How I Structured Prompts for a Consistent D&D 5e AI GM
Building an AI Dungeon Master sounds straightforward until you actually try it. Left to its own devices, an LLM will happily let a level-1 fighter dual-wield longswords, cast spells they never learned, and narrate a killing blow before the player has rolled a single die. The core challenge is consistency.
Layer 1: The System Prompt as a Rules Contract
The foundation is a dense, versioned system instruction that functions like a contract the model must sign before every session. It covers:
- Inventory and resource tracking: The AI is told explicitly what it can offer based on the current character state. When an item is used, the model emits a machine-readable tag (ITEM_USED: Item Name).
- Spell management by caster type: The prompt distinguishes between prepared casters (Clerics), known casters (Bards), and spellbook casters (Wizards). Warlock slots are specifically noted to recharge on short rests.
- Rolls are mandatory: The model is shown "wrong" vs "correct" patterns to ensure it requests a roll and waits for the result before narrating an outcome.
- Encounter balance: Level 1-3 encounters have hard HP caps (max 7 HP for level 1) to prevent "run-ending" single turns.
Layer 2: Injecting Rules via RAG (Retrieval-Augmented Generation)

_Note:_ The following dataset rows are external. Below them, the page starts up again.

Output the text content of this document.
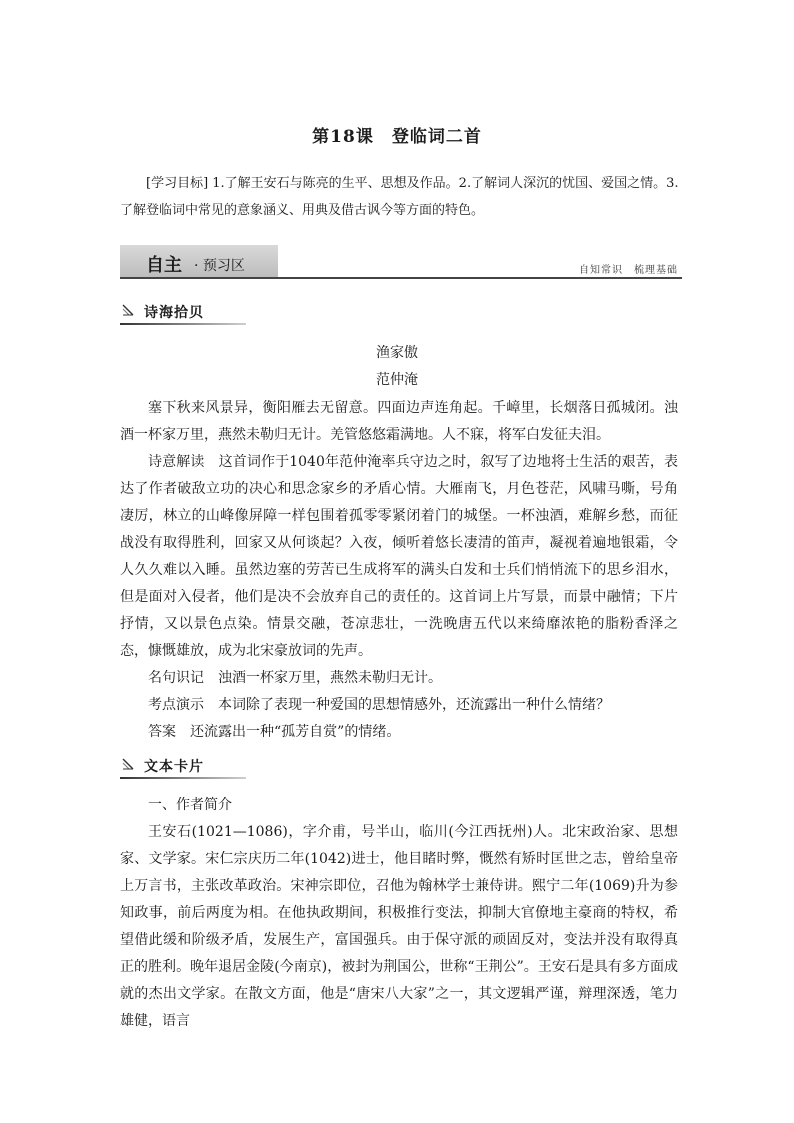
第18课　登临词二首

[学习目标] 1.了解王安石与陈亮的生平、思想及作品。2.了解词人深沉的忧国、爱国之情。3.了解登临词中常见的意象涵义、用典及借古讽今等方面的特色。

自主 · 预习区	自知常识　梳理基础
诗海拾贝
渔家傲
范仲淹

塞下秋来风景异，衡阳雁去无留意。四面边声连角起。千嶂里，长烟落日孤城闭。浊酒一杯家万里，燕然未勒归无计。羌管悠悠霜满地。人不寐，将军白发征夫泪。

诗意解读　这首词作于1040年范仲淹率兵守边之时，叙写了边地将士生活的艰苦，表达了作者破敌立功的决心和思念家乡的矛盾心情。大雁南飞，月色苍茫，风啸马嘶，号角凄厉，林立的山峰像屏障一样包围着孤零零紧闭着门的城堡。一杯浊酒，难解乡愁，而征战没有取得胜利，回家又从何谈起？入夜，倾听着悠长凄清的笛声，凝视着遍地银霜，令人久久难以入睡。虽然边塞的劳苦已生成将军的满头白发和士兵们悄悄流下的思乡泪水，但是面对入侵者，他们是决不会放弃自己的责任的。这首词上片写景，而景中融情；下片抒情，又以景色点染。情景交融，苍凉悲壮，一洗晚唐五代以来绮靡浓艳的脂粉香泽之态，慷慨雄放，成为北宋豪放词的先声。

名句识记　浊酒一杯家万里，燕然未勒归无计。

考点演示　本词除了表现一种爱国的思想情感外，还流露出一种什么情绪？

答案　还流露出一种“孤芳自赏”的情绪。

文本卡片

一、作者简介

王安石(1021—1086)，字介甫，号半山，临川(今江西抚州)人。北宋政治家、思想家、文学家。宋仁宗庆历二年(1042)进士，他目睹时弊，慨然有矫时匡世之志，曾给皇帝上万言书，主张改革政治。宋神宗即位，召他为翰林学士兼侍讲。熙宁二年(1069)升为参知政事，前后两度为相。在他执政期间，积极推行变法，抑制大官僚地主豪商的特权，希望借此缓和阶级矛盾，发展生产，富国强兵。由于保守派的顽固反对，变法并没有取得真正的胜利。晚年退居金陵(今南京)，被封为荆国公，世称“王荆公”。王安石是具有多方面成就的杰出文学家。在散文方面，他是“唐宋八大家”之一，其文逻辑严谨，辩理深透，笔力雄健，语言
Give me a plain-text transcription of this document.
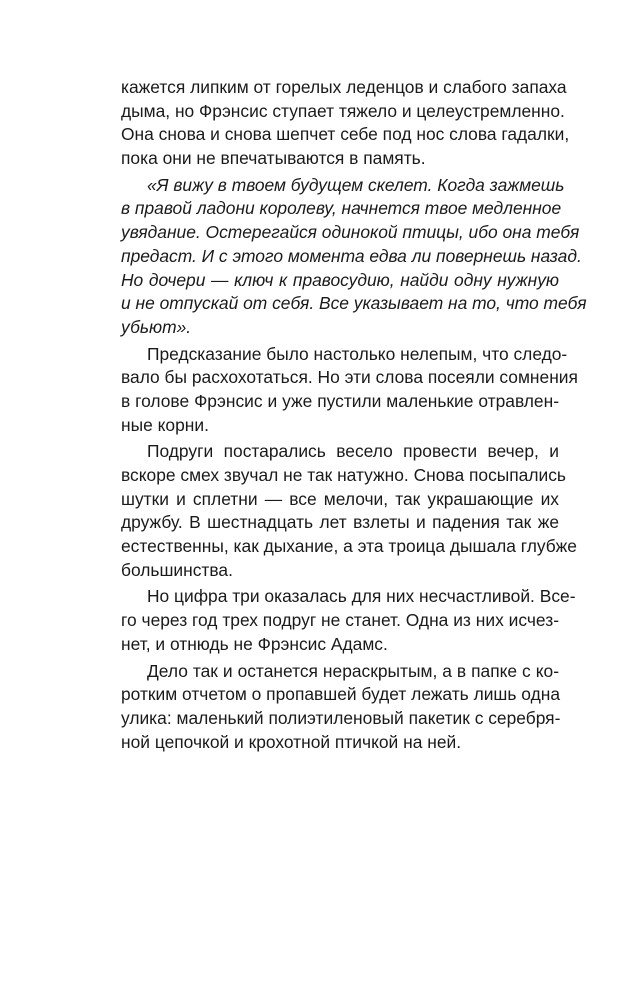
кажется липким от горелых леденцов и слабого запаха
дыма, но Фрэнсис ступает тяжело и целеустремленно.
Она снова и снова шепчет себе под нос слова гадалки,
пока они не впечатываются в память.
«Я вижу в твоем будущем скелет. Когда зажмешь
в правой ладони королеву, начнется твое медленное
увядание. Остерегайся одинокой птицы, ибо она тебя
предаст. И с этого момента едва ли повернешь назад.
Но дочери — ключ к правосудию, найди одну нужную
и не отпускай от себя. Все указывает на то, что тебя
убьют».
Предсказание было настолько нелепым, что следо-
вало бы расхохотаться. Но эти слова посеяли сомнения
в голове Фрэнсис и уже пустили маленькие отравлен-
ные корни.
Подруги постарались весело провести вечер, и
вскоре смех звучал не так натужно. Снова посыпались
шутки и сплетни — все мелочи, так украшающие их
дружбу. В шестнадцать лет взлеты и падения так же
естественны, как дыхание, а эта троица дышала глубже
большинства.
Но цифра три оказалась для них несчастливой. Все-
го через год трех подруг не станет. Одна из них исчез-
нет, и отнюдь не Фрэнсис Адамс.
Дело так и останется нераскрытым, а в папке с ко-
ротким отчетом о пропавшей будет лежать лишь одна
улика: маленький полиэтиленовый пакетик с серебря-
ной цепочкой и крохотной птичкой на ней.
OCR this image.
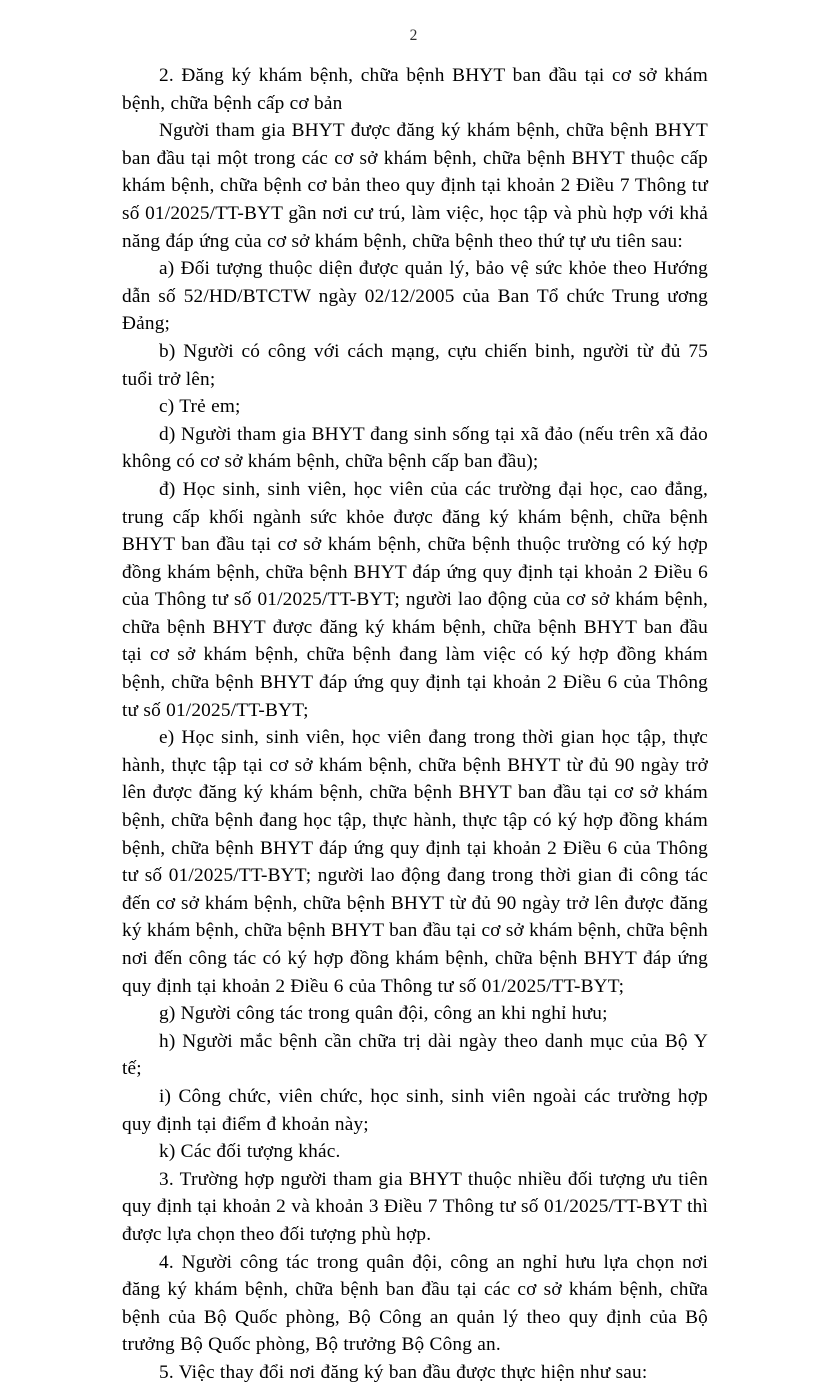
2

2. Đăng ký khám bệnh, chữa bệnh BHYT ban đầu tại cơ sở khám bệnh, chữa bệnh cấp cơ bản

Người tham gia BHYT được đăng ký khám bệnh, chữa bệnh BHYT ban đầu tại một trong các cơ sở khám bệnh, chữa bệnh BHYT thuộc cấp khám bệnh, chữa bệnh cơ bản theo quy định tại khoản 2 Điều 7 Thông tư số 01/2025/TT-BYT gần nơi cư trú, làm việc, học tập và phù hợp với khả năng đáp ứng của cơ sở khám bệnh, chữa bệnh theo thứ tự ưu tiên sau:

a) Đối tượng thuộc diện được quản lý, bảo vệ sức khỏe theo Hướng dẫn số 52/HD/BTCTW ngày 02/12/2005 của Ban Tổ chức Trung ương Đảng;

b) Người có công với cách mạng, cựu chiến binh, người từ đủ 75 tuổi trở lên;

c) Trẻ em;

d) Người tham gia BHYT đang sinh sống tại xã đảo (nếu trên xã đảo không có cơ sở khám bệnh, chữa bệnh cấp ban đầu);

đ) Học sinh, sinh viên, học viên của các trường đại học, cao đẳng, trung cấp khối ngành sức khỏe được đăng ký khám bệnh, chữa bệnh BHYT ban đầu tại cơ sở khám bệnh, chữa bệnh thuộc trường có ký hợp đồng khám bệnh, chữa bệnh BHYT đáp ứng quy định tại khoản 2 Điều 6 của Thông tư số 01/2025/TT-BYT; người lao động của cơ sở khám bệnh, chữa bệnh BHYT được đăng ký khám bệnh, chữa bệnh BHYT ban đầu tại cơ sở khám bệnh, chữa bệnh đang làm việc có ký hợp đồng khám bệnh, chữa bệnh BHYT đáp ứng quy định tại khoản 2 Điều 6 của Thông tư số 01/2025/TT-BYT;

e) Học sinh, sinh viên, học viên đang trong thời gian học tập, thực hành, thực tập tại cơ sở khám bệnh, chữa bệnh BHYT từ đủ 90 ngày trở lên được đăng ký khám bệnh, chữa bệnh BHYT ban đầu tại cơ sở khám bệnh, chữa bệnh đang học tập, thực hành, thực tập có ký hợp đồng khám bệnh, chữa bệnh BHYT đáp ứng quy định tại khoản 2 Điều 6 của Thông tư số 01/2025/TT-BYT; người lao động đang trong thời gian đi công tác đến cơ sở khám bệnh, chữa bệnh BHYT từ đủ 90 ngày trở lên được đăng ký khám bệnh, chữa bệnh BHYT ban đầu tại cơ sở khám bệnh, chữa bệnh nơi đến công tác có ký hợp đồng khám bệnh, chữa bệnh BHYT đáp ứng quy định tại khoản 2 Điều 6 của Thông tư số 01/2025/TT-BYT;

g) Người công tác trong quân đội, công an khi nghỉ hưu;

h) Người mắc bệnh cần chữa trị dài ngày theo danh mục của Bộ Y tế;

i) Công chức, viên chức, học sinh, sinh viên ngoài các trường hợp quy định tại điểm đ khoản này;

k) Các đối tượng khác.

3. Trường hợp người tham gia BHYT thuộc nhiều đối tượng ưu tiên quy định tại khoản 2 và khoản 3 Điều 7 Thông tư số 01/2025/TT-BYT thì được lựa chọn theo đối tượng phù hợp.

4. Người công tác trong quân đội, công an nghỉ hưu lựa chọn nơi đăng ký khám bệnh, chữa bệnh ban đầu tại các cơ sở khám bệnh, chữa bệnh của Bộ Quốc phòng, Bộ Công an quản lý theo quy định của Bộ trưởng Bộ Quốc phòng, Bộ trưởng Bộ Công an.

5. Việc thay đổi nơi đăng ký ban đầu được thực hiện như sau:
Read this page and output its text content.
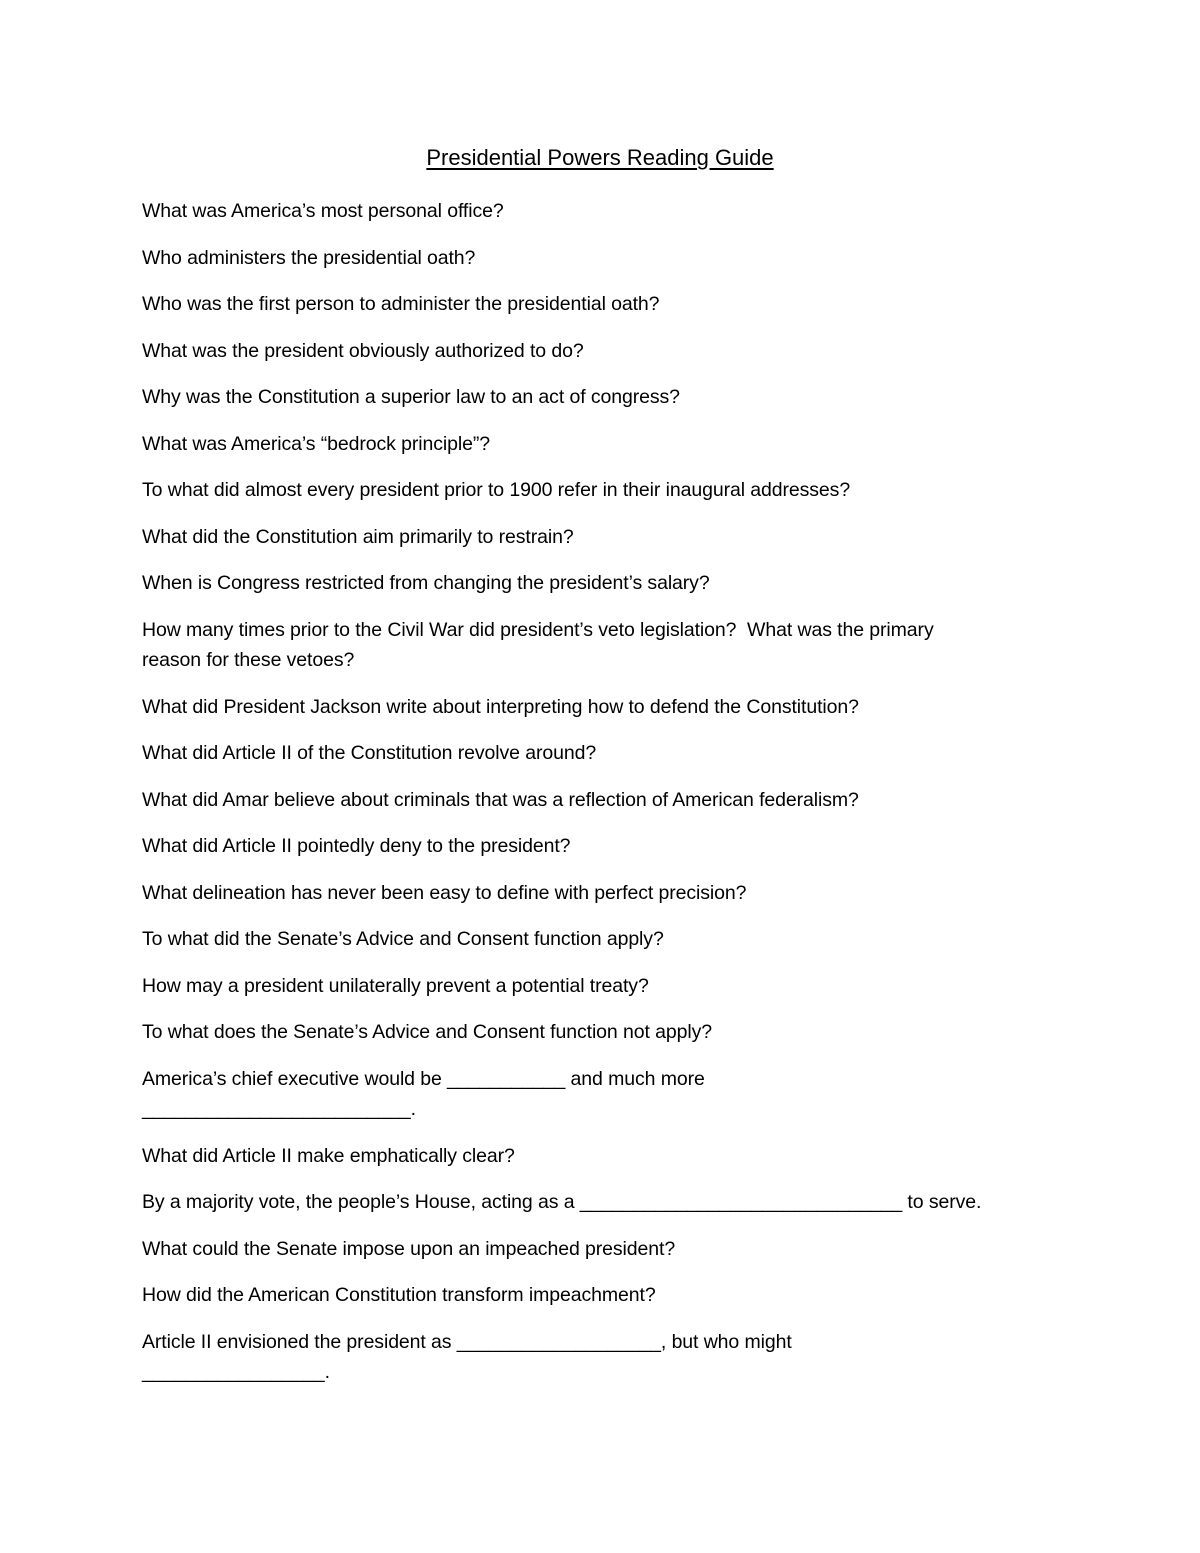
Presidential Powers Reading Guide
What was America’s most personal office?
Who administers the presidential oath?
Who was the first person to administer the presidential oath?
What was the president obviously authorized to do?
Why was the Constitution a superior law to an act of congress?
What was America’s “bedrock principle”?
To what did almost every president prior to 1900 refer in their inaugural addresses?
What did the Constitution aim primarily to restrain?
When is Congress restricted from changing the president’s salary?
How many times prior to the Civil War did president’s veto legislation?  What was the primary
reason for these vetoes?
What did President Jackson write about interpreting how to defend the Constitution?
What did Article II of the Constitution revolve around?
What did Amar believe about criminals that was a reflection of American federalism?
What did Article II pointedly deny to the president?
What delineation has never been easy to define with perfect precision?
To what did the Senate’s Advice and Consent function apply?
How may a president unilaterally prevent a potential treaty?
To what does the Senate’s Advice and Consent function not apply?
America’s chief executive would be ___________ and much more
_________________________.
What did Article II make emphatically clear?
By a majority vote, the people’s House, acting as a ______________________________ to serve.
What could the Senate impose upon an impeached president?
How did the American Constitution transform impeachment?
Article II envisioned the president as ___________________, but who might
_________________.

Specific mechanics are injected exactly when they matter. Every turn, a keyword extractor identifies signals like "sneak" or "cast" and pulls the top 3 relevant rules from a database:
RELEVANT D&D 5E RULES:
- Sneak Attack: Requires a finesse/ranged weapon plus advantage.
- Two-Weapon Fighting: Off-hand attack uses a bonus action and adds no damage modifier.
Layer 3: Game State as the Source of Truth
To prevent "hallucinated" continuity, the entire engine state is serialized into every prompt turn. This includes:
- Combat state: Initiative order, enemy distance, line of sight, and cover values.
- Active effects: Concentration status, conditions with round durations, and death save trackers.
- Combat trace: A record of what mechanics were applied in the previous turn to prevent narrative drift.
Layer 4: Enforced Response Structure
The model is required to return four distinct sections to ensure the parser can read the output:
- [NARRATIVE]: The creative story beat.
- [MECHANICS]: Machine-readable tags like HP_CHANGE or ROLL:1d20.
- [SUGGESTIONS]: Player options tagged with a "roll:true/false" flag.
- [CHRONICLE]: A one-line log entry for significant campaign beats.
Testing and Lessons Learned
Instead of traditional unit tests, I used Instrumented Playtesting. This involved logging every injected rule and mechanic event to catch edge cases, such as the model adding unexpected suffixes to item names.
The biggest takeaway: The gap between "the rules" and "what the model does" is where the engineering lives. Precise descriptions and real-time state injection are the only ways to survive a 50-turn campaign without the AI losing the plot.